Method: We introduce OAEI-LLM, the first LLM hallucination benchmark tailored to middle-school-level knowledge classification, extending the international OAEI standard. We formally define and annotate LLM-specific hallucination types in ontology matching, propose a hallucination-aware data construction paradigm with schema extension mechanisms, and ensure annotation reliability via multi-stage validation: human verification, rule-based consistency checks, expert review, and cross-model agreement analysis.

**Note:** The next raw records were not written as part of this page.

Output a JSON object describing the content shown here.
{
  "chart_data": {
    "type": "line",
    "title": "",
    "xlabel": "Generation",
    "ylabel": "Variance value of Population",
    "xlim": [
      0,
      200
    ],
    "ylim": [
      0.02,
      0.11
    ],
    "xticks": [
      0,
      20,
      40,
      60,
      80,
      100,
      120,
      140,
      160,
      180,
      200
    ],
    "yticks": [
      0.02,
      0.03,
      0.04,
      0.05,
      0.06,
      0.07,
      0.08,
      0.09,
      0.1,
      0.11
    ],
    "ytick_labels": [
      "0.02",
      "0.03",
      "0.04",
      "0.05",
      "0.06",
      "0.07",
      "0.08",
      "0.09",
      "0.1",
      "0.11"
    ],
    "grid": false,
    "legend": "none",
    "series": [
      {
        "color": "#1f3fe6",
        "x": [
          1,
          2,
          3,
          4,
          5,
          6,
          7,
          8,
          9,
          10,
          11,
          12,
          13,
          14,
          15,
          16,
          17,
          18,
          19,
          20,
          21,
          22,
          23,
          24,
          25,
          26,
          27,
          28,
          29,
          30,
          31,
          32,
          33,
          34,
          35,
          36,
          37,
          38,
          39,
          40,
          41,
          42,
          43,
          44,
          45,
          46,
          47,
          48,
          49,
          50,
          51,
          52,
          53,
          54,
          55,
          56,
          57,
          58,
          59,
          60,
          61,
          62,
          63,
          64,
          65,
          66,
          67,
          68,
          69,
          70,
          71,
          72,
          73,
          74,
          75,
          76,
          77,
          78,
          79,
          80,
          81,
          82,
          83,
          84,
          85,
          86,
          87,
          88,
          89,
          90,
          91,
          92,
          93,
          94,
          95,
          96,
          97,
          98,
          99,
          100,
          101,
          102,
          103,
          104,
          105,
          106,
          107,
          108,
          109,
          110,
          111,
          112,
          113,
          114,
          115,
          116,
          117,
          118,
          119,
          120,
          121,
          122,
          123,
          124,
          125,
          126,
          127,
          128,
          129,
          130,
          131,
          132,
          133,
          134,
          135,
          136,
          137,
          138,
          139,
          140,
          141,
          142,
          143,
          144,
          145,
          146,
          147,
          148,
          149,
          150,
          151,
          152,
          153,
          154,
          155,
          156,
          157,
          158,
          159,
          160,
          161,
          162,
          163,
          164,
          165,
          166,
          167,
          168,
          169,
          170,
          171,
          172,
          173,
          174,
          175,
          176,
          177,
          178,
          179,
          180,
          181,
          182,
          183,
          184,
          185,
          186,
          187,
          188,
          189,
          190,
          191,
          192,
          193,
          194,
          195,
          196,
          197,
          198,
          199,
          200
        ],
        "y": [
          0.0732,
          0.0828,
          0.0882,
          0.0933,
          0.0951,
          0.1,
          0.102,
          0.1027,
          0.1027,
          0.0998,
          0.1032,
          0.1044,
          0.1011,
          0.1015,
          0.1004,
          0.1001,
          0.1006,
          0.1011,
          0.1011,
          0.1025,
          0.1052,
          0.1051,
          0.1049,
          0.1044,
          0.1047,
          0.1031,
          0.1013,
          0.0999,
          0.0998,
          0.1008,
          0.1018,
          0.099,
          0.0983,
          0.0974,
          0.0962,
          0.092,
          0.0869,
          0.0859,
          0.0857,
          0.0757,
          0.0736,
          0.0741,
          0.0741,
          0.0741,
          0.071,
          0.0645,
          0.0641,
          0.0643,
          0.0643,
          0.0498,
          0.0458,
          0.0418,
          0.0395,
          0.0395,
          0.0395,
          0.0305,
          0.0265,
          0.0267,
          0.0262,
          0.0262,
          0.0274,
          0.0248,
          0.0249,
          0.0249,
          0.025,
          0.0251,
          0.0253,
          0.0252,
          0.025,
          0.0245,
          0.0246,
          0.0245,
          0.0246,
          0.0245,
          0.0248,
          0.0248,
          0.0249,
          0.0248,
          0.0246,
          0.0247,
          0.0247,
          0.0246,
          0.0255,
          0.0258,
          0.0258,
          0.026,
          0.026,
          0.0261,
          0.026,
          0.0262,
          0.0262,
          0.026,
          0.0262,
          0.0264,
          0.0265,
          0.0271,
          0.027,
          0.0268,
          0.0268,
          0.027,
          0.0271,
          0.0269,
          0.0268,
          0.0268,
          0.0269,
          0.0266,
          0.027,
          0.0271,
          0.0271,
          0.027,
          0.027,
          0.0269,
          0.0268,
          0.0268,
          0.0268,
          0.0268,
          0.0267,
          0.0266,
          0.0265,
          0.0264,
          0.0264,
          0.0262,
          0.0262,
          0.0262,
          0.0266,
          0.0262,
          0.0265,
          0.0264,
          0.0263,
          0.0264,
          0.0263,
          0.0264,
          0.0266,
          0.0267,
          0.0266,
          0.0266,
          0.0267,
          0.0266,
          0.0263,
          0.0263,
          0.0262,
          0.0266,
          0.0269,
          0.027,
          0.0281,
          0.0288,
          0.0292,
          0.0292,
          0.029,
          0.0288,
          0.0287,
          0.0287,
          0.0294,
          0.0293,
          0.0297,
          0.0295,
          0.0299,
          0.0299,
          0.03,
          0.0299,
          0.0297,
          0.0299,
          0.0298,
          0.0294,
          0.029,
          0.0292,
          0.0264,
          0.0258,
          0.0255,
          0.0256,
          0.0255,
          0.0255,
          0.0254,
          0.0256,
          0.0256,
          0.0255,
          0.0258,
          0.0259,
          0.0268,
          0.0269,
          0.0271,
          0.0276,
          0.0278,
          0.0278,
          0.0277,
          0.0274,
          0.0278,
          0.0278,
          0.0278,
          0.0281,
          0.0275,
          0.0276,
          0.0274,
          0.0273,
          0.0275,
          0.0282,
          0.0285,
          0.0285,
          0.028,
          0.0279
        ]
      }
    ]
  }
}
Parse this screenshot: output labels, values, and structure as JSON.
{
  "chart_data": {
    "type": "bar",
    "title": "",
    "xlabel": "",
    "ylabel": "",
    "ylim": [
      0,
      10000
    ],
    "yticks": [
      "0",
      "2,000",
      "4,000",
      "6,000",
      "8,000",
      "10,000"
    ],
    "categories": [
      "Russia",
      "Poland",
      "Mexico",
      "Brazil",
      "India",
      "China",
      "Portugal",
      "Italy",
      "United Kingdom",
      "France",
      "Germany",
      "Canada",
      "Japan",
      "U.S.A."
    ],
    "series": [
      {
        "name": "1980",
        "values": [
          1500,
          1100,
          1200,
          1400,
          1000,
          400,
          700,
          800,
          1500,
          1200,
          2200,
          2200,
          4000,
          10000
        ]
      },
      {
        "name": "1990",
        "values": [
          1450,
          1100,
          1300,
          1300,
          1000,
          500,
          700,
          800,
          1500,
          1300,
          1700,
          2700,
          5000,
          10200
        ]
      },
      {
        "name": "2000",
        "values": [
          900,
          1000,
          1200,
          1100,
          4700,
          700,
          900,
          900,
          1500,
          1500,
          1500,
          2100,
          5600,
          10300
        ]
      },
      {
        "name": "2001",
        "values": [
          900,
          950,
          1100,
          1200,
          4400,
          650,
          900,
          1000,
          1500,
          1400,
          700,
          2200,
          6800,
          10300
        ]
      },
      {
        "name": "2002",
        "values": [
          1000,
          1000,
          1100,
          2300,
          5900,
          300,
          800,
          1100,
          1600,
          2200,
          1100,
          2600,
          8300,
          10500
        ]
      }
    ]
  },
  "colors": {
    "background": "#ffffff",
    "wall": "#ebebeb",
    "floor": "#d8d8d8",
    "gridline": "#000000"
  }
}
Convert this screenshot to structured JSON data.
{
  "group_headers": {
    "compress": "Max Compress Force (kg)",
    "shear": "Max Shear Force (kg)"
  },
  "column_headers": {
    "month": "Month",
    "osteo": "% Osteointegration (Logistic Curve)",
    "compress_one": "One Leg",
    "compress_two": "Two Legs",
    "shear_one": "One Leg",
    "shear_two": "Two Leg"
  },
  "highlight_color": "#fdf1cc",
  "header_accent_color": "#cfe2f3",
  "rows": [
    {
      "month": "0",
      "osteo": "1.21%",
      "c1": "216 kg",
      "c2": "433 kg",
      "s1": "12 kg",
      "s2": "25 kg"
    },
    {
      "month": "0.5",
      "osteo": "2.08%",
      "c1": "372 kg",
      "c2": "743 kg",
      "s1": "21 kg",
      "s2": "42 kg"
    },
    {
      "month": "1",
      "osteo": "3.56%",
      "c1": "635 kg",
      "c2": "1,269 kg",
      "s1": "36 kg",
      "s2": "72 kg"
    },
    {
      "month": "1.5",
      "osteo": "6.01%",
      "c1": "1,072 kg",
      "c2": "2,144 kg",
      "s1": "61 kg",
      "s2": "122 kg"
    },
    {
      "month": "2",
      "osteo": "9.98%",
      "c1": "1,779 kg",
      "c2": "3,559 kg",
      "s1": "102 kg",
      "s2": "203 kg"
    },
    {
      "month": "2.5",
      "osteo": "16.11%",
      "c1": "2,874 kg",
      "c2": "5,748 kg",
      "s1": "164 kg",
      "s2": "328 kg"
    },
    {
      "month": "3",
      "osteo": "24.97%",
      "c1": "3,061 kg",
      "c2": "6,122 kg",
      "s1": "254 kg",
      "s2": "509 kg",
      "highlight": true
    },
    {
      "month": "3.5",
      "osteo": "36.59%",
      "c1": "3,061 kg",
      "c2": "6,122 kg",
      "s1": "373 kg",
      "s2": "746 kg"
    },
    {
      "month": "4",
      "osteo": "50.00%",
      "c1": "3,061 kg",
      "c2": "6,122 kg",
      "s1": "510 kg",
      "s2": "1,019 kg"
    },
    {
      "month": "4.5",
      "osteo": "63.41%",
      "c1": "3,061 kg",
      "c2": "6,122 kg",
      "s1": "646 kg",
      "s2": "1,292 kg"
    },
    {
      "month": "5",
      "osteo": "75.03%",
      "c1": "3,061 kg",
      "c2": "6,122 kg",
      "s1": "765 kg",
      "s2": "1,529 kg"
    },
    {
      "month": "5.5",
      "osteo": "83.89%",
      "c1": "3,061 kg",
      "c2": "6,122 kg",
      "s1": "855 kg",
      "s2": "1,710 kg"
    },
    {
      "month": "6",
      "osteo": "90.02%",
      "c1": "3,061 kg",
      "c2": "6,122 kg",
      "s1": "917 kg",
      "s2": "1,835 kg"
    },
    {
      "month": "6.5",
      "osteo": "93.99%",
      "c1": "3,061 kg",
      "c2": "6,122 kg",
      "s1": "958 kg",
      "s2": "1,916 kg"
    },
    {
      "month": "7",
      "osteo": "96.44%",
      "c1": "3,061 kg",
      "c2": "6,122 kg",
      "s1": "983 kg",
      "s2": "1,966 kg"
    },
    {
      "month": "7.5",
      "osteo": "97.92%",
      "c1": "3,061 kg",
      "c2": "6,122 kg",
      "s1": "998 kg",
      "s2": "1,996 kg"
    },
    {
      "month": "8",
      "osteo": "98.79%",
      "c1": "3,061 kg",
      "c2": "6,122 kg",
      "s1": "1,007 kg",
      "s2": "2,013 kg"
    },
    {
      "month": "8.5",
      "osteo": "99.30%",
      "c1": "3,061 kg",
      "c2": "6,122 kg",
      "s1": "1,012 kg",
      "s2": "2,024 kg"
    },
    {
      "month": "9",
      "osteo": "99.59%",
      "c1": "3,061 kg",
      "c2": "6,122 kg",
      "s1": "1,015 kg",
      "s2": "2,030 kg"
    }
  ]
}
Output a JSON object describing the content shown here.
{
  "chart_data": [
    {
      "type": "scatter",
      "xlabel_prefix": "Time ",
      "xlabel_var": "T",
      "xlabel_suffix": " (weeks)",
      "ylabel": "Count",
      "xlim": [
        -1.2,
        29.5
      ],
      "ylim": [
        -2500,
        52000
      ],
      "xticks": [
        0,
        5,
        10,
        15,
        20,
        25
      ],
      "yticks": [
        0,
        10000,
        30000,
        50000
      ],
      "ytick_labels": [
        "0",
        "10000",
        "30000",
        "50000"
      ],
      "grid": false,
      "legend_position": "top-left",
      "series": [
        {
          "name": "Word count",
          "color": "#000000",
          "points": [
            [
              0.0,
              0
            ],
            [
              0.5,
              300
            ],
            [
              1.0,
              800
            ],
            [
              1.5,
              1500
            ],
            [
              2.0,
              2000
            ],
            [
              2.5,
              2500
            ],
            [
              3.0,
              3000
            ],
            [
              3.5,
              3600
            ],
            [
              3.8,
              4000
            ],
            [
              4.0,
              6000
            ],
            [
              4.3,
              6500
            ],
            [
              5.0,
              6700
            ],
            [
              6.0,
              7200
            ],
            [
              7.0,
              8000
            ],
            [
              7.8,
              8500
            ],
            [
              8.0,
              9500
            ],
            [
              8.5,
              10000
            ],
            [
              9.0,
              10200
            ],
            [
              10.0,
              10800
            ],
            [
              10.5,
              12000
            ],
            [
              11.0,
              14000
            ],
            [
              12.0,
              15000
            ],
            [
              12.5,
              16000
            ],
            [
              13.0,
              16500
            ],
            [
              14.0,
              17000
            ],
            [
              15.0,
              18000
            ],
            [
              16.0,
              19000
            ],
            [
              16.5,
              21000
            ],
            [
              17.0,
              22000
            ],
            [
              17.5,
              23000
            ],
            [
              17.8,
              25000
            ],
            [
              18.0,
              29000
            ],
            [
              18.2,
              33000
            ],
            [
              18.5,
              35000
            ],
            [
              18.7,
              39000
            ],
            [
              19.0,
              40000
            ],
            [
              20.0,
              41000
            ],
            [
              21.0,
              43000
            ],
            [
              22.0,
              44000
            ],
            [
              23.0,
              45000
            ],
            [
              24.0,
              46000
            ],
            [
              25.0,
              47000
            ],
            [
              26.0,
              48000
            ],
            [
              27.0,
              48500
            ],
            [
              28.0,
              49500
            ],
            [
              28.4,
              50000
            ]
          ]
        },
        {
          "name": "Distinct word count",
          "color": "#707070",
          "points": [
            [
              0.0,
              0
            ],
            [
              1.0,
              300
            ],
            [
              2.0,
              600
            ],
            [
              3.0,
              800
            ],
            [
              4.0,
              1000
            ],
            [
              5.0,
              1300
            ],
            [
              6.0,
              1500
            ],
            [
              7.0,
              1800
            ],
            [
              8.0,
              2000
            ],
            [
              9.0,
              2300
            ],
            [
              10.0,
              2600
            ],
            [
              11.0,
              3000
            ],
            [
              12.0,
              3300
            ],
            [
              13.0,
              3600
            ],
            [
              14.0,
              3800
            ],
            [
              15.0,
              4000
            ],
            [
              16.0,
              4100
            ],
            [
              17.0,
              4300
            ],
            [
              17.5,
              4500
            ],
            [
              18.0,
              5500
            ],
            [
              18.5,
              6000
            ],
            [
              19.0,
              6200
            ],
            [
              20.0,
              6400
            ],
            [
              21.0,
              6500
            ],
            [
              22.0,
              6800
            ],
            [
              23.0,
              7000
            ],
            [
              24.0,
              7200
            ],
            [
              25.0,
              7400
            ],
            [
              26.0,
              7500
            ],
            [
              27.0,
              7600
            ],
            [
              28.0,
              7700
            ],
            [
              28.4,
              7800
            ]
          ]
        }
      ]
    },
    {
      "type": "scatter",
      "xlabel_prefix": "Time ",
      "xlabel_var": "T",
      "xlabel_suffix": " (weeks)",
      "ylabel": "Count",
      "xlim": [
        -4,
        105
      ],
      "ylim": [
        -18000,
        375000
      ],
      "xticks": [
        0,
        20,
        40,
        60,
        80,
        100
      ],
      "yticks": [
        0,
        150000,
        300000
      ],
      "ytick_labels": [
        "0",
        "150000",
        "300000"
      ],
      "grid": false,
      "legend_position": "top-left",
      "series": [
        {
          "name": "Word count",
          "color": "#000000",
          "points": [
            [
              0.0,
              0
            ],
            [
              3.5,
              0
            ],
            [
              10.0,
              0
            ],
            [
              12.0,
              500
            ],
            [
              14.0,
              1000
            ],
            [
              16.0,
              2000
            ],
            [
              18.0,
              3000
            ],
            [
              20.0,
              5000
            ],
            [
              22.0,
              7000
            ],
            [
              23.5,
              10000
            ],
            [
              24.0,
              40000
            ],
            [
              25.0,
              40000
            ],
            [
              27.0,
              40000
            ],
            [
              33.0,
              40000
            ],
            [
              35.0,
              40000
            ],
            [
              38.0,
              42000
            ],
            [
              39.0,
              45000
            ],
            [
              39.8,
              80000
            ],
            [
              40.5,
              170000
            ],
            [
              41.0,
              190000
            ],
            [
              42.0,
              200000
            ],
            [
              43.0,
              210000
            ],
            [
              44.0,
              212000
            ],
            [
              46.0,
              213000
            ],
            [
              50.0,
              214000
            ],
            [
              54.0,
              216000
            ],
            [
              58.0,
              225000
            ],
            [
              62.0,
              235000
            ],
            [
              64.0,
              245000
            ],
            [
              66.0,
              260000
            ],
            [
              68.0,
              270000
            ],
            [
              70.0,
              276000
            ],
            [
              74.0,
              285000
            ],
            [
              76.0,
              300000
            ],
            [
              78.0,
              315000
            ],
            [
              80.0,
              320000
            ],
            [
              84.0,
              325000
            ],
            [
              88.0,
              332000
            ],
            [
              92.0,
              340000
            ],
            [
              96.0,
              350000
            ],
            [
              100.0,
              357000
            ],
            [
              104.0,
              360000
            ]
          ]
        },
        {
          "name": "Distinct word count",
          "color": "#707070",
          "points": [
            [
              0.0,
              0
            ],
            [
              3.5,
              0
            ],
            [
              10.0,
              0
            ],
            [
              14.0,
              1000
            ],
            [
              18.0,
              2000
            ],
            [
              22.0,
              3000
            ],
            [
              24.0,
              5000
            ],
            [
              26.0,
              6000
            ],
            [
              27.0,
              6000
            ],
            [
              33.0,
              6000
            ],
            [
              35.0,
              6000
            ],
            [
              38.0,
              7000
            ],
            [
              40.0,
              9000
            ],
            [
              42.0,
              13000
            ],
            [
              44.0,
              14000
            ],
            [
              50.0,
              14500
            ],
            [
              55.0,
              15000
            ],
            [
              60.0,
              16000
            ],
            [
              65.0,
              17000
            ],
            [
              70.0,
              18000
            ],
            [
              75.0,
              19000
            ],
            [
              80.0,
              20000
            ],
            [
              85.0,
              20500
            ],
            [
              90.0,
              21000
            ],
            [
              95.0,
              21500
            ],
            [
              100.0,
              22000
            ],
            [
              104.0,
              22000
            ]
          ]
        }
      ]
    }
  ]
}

Contribution/Results: We release a multi-domain ontology alignment benchmark with fine-grained hallucination annotations, enabling rigorous evaluation of hallucination detection methods, robust semantic alignment techniques, and trustworthy LLM-based ontology matching (LLM-OM) approaches.
📝 Abstract
Hallucinations of large language models (LLMs) commonly occur in domain-specific downstream tasks, with no exception in ontology matching (OM). The prevalence of using LLMs for OM raises the need for benchmarks to better understand LLM hallucinations. The OAEI-LLM dataset is an extended version of the Ontology Alignment Evaluation Initiative (OAEI) datasets that evaluate LLM-specific hallucinations in OM tasks. We outline the methodology used in dataset construction and schema extension, and provide examples of potential use cases.